For any of the six Good Beloved People who still read this site – you may recall that I built this place to talk about all of the shitty horror movies I watch – on purpose – so we can have a bunch of drinks and get our tits out and rail on super-shit movies without getting in trouble on our work servers. And – for anyone with some short term memory – I’ve been on a roll of seeing TERRIBLE FUCKING movies lately while I’m stuck up on an airplane, heading to and from smelly New Jersey. I still know how to keep things in perspective though, so when I tell you I quite liked this thing, it’s not just because I watched the awful Prom Ride and then this – so this was a refreshing slice of life that got me out of that goddamned limousine. I did like this! I might try to get into some of the details later but – you know what I liked most?? NOT a lot of shitty, useless, irritating dialogue! And, I doubt I’ll ever complain about Scodelario – not just because she’s good looking but that has to be one of the best last names ever.
In the opening scene we see Scodelario hanging with her boyfriend who’s smoking some weed. He then accidentally shoots her in the leg with his crossbow. Bam! I love you! Oops sorry! However many months trans-pass over the opening credits, she’s now knocked up but is skillfully able to climb walls and sneak into her boyfriend’s second story window. “I’m pregnant!” She says. “I have my whole life ahead of me!” Her boyfriend replies. Meanwhile, downstairs, his mom and dad are bound and taped up as some thugs intend to make off with the dad’s bank’s loot. “Please don’t do some raping!” Says the mom. (She doesn’t really say that but it’s intended))

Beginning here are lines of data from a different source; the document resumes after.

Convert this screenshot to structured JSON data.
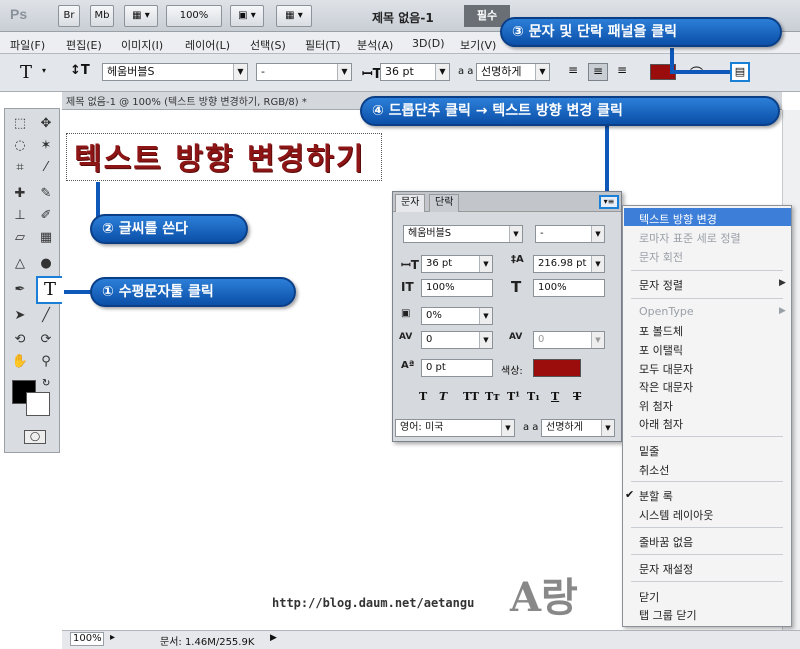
{
  "titlebar": {
    "logo": "Ps",
    "buttons": [
      "Br",
      "Mb",
      "▦ ▾",
      "100%",
      "▣ ▾",
      "▦ ▾"
    ],
    "doc_title": "제목 없음-1",
    "workspace": "필수"
  },
  "menu": [
    "파일(F)",
    "편집(E)",
    "이미지(I)",
    "레이어(L)",
    "선택(S)",
    "필터(T)",
    "분석(A)",
    "3D(D)",
    "보기(V)"
  ],
  "options": {
    "tool_glyph": "T",
    "font_family": "헤움버블S",
    "font_style": "-",
    "font_size": "36 pt",
    "aa_label": "a a",
    "antialias": "선명하게",
    "color": "#9b0d0d"
  },
  "document_tab": "제목 없음-1 @ 100% (텍스트 방향 변경하기, RGB/8) *",
  "sample_text": "텍스트 방향 변경하기",
  "callouts": {
    "c1": "① 수평문자툴 클릭",
    "c2": "② 글씨를 쓴다",
    "c3": "③ 문자 및 단락 패널을 클릭",
    "c4": "④ 드롭단추 클릭 → 텍스트 방향 변경 클릭"
  },
  "character_panel": {
    "tab_char": "문자",
    "tab_para": "단락",
    "font_family": "헤움버블S",
    "font_style": "-",
    "font_size": "36 pt",
    "leading": "216.98 pt",
    "vscale": "100%",
    "hscale": "100%",
    "tsume": "0%",
    "kerning": "0",
    "tracking": "0",
    "baseline": "0 pt",
    "color_label": "색상:",
    "color": "#9b0d0d",
    "language": "영어: 미국",
    "aa_label": "a a",
    "antialias": "선명하게"
  },
  "flyout_menu": {
    "groups": [
      [
        {
          "label": "텍스트 방향 변경",
          "state": "highlighted"
        },
        {
          "label": "로마자 표준 세로 정렬",
          "state": "disabled"
        },
        {
          "label": "문자 회전",
          "state": "disabled"
        }
      ],
      [
        {
          "label": "문자 정렬",
          "state": "submenu"
        }
      ],
      [
        {
          "label": "OpenType",
          "state": "submenu-disabled"
        },
        {
          "label": "포 볼드체",
          "state": "normal"
        },
        {
          "label": "포 이탤릭",
          "state": "normal"
        },
        {
          "label": "모두 대문자",
          "state": "normal"
        },
        {
          "label": "작은 대문자",
          "state": "normal"
        },
        {
          "label": "위 첨자",
          "state": "normal"
        },
        {
          "label": "아래 첨자",
          "state": "normal"
        }
      ],
      [
        {
          "label": "밑줄",
          "state": "normal"
        },
        {
          "label": "취소선",
          "state": "normal"
        }
      ],
      [
        {
          "label": "분할 록",
          "state": "checked"
        },
        {
          "label": "시스템 레이아웃",
          "state": "normal"
        }
      ],
      [
        {
          "label": "줄바꿈 없음",
          "state": "normal"
        }
      ],
      [
        {
          "label": "문자 재설정",
          "state": "normal"
        }
      ],
      [
        {
          "label": "닫기",
          "state": "normal"
        },
        {
          "label": "탭 그룹 닫기",
          "state": "normal"
        }
      ]
    ]
  },
  "statusbar": {
    "zoom": "100%",
    "doc_info": "문서: 1.46M/255.9K"
  },
  "watermark": {
    "url": "http://blog.daum.net/aetangu",
    "logo": "A랑"
  }
}
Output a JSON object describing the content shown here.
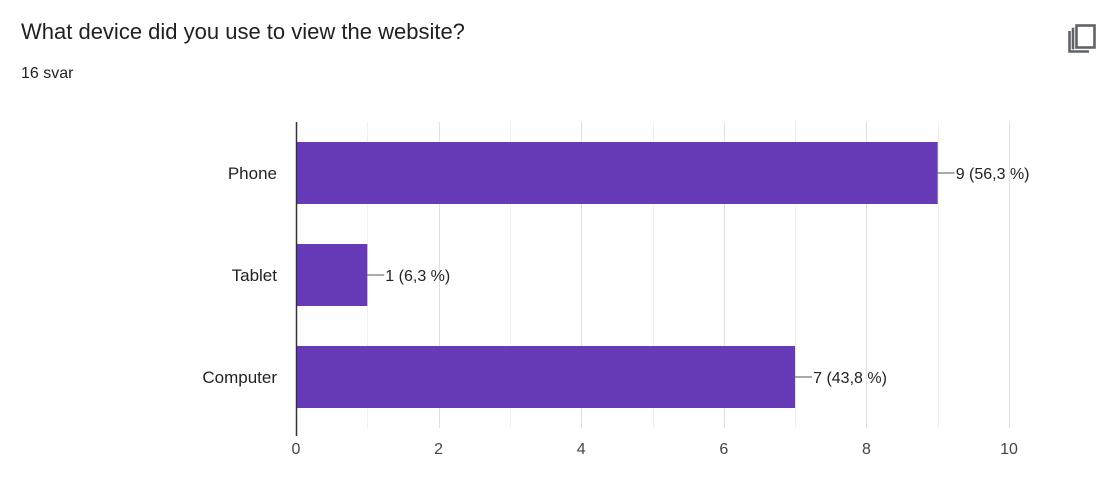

Elsewhere, where I live, I just did my laundry and when I went to put the clothes in the dryer, I noticed that I just washed all of my clothes with the cat food bucket in there so now they are all covered and soaked with Meow Mix. Neat. I’m going to smell good when I wear those things to work. *Whistle Whistle*
So these guys break into the boyfriend’s family’s house and steal off with the dad. The main thug of the group gets hurt and spends a long time lying in the boyfriend’s bed with Scodelario hiding underneath it. That might sound kind of boring or lame but I thought the people who did this things actually pulled it off pretty well. Eventually she gets out from under the bed and some fun happens for the remainder of the run time. I’m not the kind of guy who gets into too many particulars of the movie but I thought this was enjoyable and it didn’t make me want to blow my brains out. Maybe these guys will read this and use that for the DVD:
“It didn’t make me want to blow my brains out.” Isaacs Picture Conclusions
I don’t think this is something I would watch over and over but I liked it enough. It was a TON better than the second movie I watched on the flight. That thing was called Bleed and it didn’t make much fucking sense. Kind of like the shit I write out here…. here’s the poster for Bleed and I swear that’s all you need to see about that fucker:
And, because I won’t ever review The Maze Runner (even though I liked it enough) here’s another picture of Scoledario talking about Bleed:
And, because I can only get to about 1 post a week these days and we need to get the most out of it, here’s a picture of my set up when I go out of town:
That’s my ipad, lip balm, fan and noise machine.
I guess that’s enough for me for one day! Hopefully I can get something else pulled together before too long.